Washington, DC (June 22)-Senators Orrin Hatch (R-UT), Edward Kennedy (D-MA), Michael Enzi (R-WY), and Hillary Clinton (D-NY) agreed on legislation that would authorize the US Food and Drug Administration (Rockville, MD) to approve follow-on versions of biologic therapies.

Washington, DC (June 22)-Senators Orrin Hatch (R-UT), Edward Kennedy (D-MA), Michael Enzi (R-WY), and Hillary Clinton (D-NY) agreed on legislation that would authorize the US Food and Drug Administration (Rockville, MD) to approve follow-on versions of biologic therapies. The legislation establishes standards by which FDA would approve follow-on biologics, a means to quickly resolve patent disputes, and incentives that encourage innovation and the development of new therapies.

Announcing the legislation, titled the “Biologics Price Competition and Innovation Act of 2007,” Senator Hatch stated that biologics are the future of medicine. He remarked, “Just as we did with Hatch–Waxman in 1984, we’re giving incentives for both pioneer and generic drug firms. We’re ensuring that we continue to get the latest medical breakthroughs while creating a clear pathway to get less expensive biologics on the market quickly.”

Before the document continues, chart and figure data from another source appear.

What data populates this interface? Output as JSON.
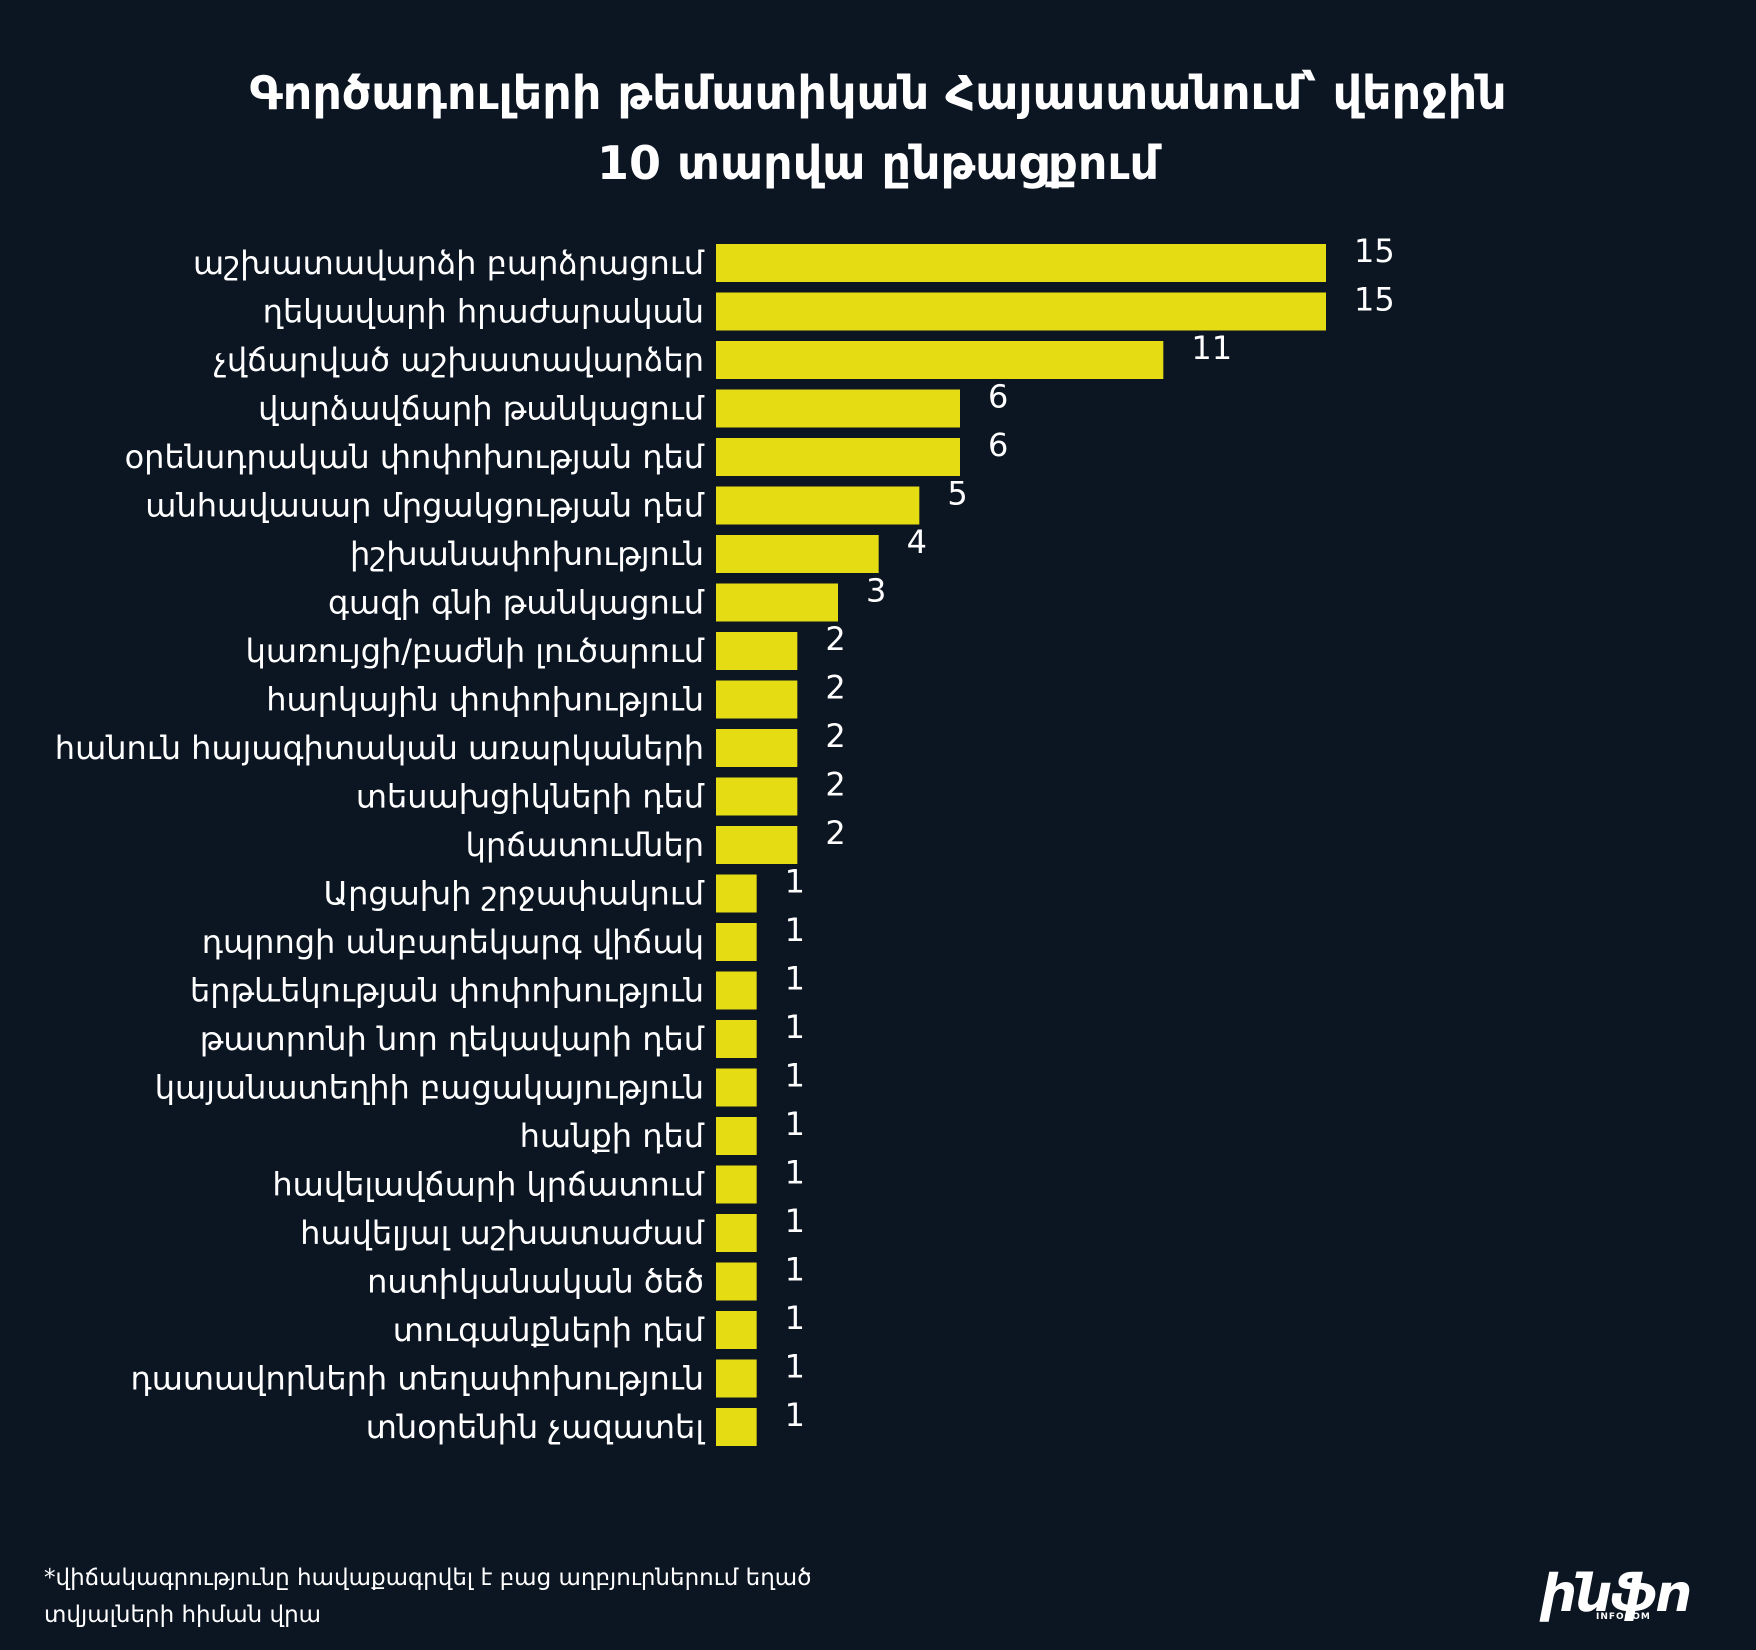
{
  "chart_data": {
    "type": "bar",
    "orientation": "horizontal",
    "title_lines": [
      "Գործադուլերի թեմատիկան Հայաստանում՝ վերջին",
      "10 տարվա ընթացքում"
    ],
    "categories": [
      "աշխատավարձի բարձրացում",
      "ղեկավարի հրաժարական",
      "չվճարված աշխատավարձեր",
      "վարձավճարի թանկացում",
      "օրենսդրական փոփոխության դեմ",
      "անհավասար մրցակցության դեմ",
      "իշխանափոխություն",
      "գազի գնի թանկացում",
      "կառույցի/բաժնի լուծարում",
      "հարկային փոփոխություն",
      "հանուն հայագիտական առարկաների",
      "տեսախցիկների դեմ",
      "կրճատումներ",
      "Արցախի շրջափակում",
      "դպրոցի անբարեկարգ վիճակ",
      "երթևեկության փոփոխություն",
      "թատրոնի նոր ղեկավարի դեմ",
      "կայանատեղիի բացակայություն",
      "հանքի դեմ",
      "հավելավճարի կրճատում",
      "հավելյալ աշխատաժամ",
      "ոստիկանական ծեծ",
      "տուգանքների դեմ",
      "դատավորների տեղափոխություն",
      "տնօրենին չազատել"
    ],
    "values": [
      15,
      15,
      11,
      6,
      6,
      5,
      4,
      3,
      2,
      2,
      2,
      2,
      2,
      1,
      1,
      1,
      1,
      1,
      1,
      1,
      1,
      1,
      1,
      1,
      1
    ],
    "value_labels": [
      "15",
      "15",
      "11",
      "6",
      "6",
      "5",
      "4",
      "3",
      "2",
      "2",
      "2",
      "2",
      "2",
      "1",
      "1",
      "1",
      "1",
      "1",
      "1",
      "1",
      "1",
      "1",
      "1",
      "1",
      "1"
    ],
    "xlim": [
      0,
      15
    ],
    "grid": false,
    "legend": "none",
    "bar_color": "#e6dc14",
    "background_color": "#0c1522",
    "text_color": "#ffffff"
  },
  "footnote_lines": [
    "*վիճակագրությունը հավաքագրվել է բաց աղբյուրներում եղած",
    "տվյալների հիման վրա"
  ],
  "logo": {
    "mark": "ինֆո",
    "subtext": "INFOCOM"
  }
}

The act would require an applicant to demonstrate the absence of clinically meaningful differences in safety, purity, and potency between its biosimilar product and the brand product. The demonstration includes analytical data, animal testing, and at least one clinical study, unless FDA determines this requirement is unnecessary.

Under the legislation, FDA could approve a biosimilar product as interchangeable, thus allowing it to be substituted for the brand product without the intervention of the prescribing healthcare provider. To demonstrate interchangeability would require evidence that the biosimilar product produces the same clinical result as the brand product in any patient and presents no additional risk in terms of safety or diminished efficacy if a patient changes between products.

As an incentive for the development of new biological products and interchangeable biosimilar products, the act grants 12 years of data exclusivity for the brand company, during which a biosimilar product may not be approved. The act also provides one year of exclusivity for the first interchangeable biological product.

The legislation outlines a process for identifying and resolving patents that the biosimilar product may infringe. The biosimilar applicant and the brand company together would identify the patents at issue and offer their opinions as to their validity. The two parties then would either agree to a list of these patents to be litigated first or exchange lists. The brand company must then sue the biosimilar applicant within 30 days to defend the patents. If a court decides that a patent is valid and was infringed by the biosimilar product before the 12-year data exclusivity has ended, the court must enjoin infringement of the patent until it expires. For identified patents not included in this initial litigation, the biosimilar applicant must give the brand company notice 180 days before it launches its product, and the brand company may then seek a preliminary injunction to block the launch.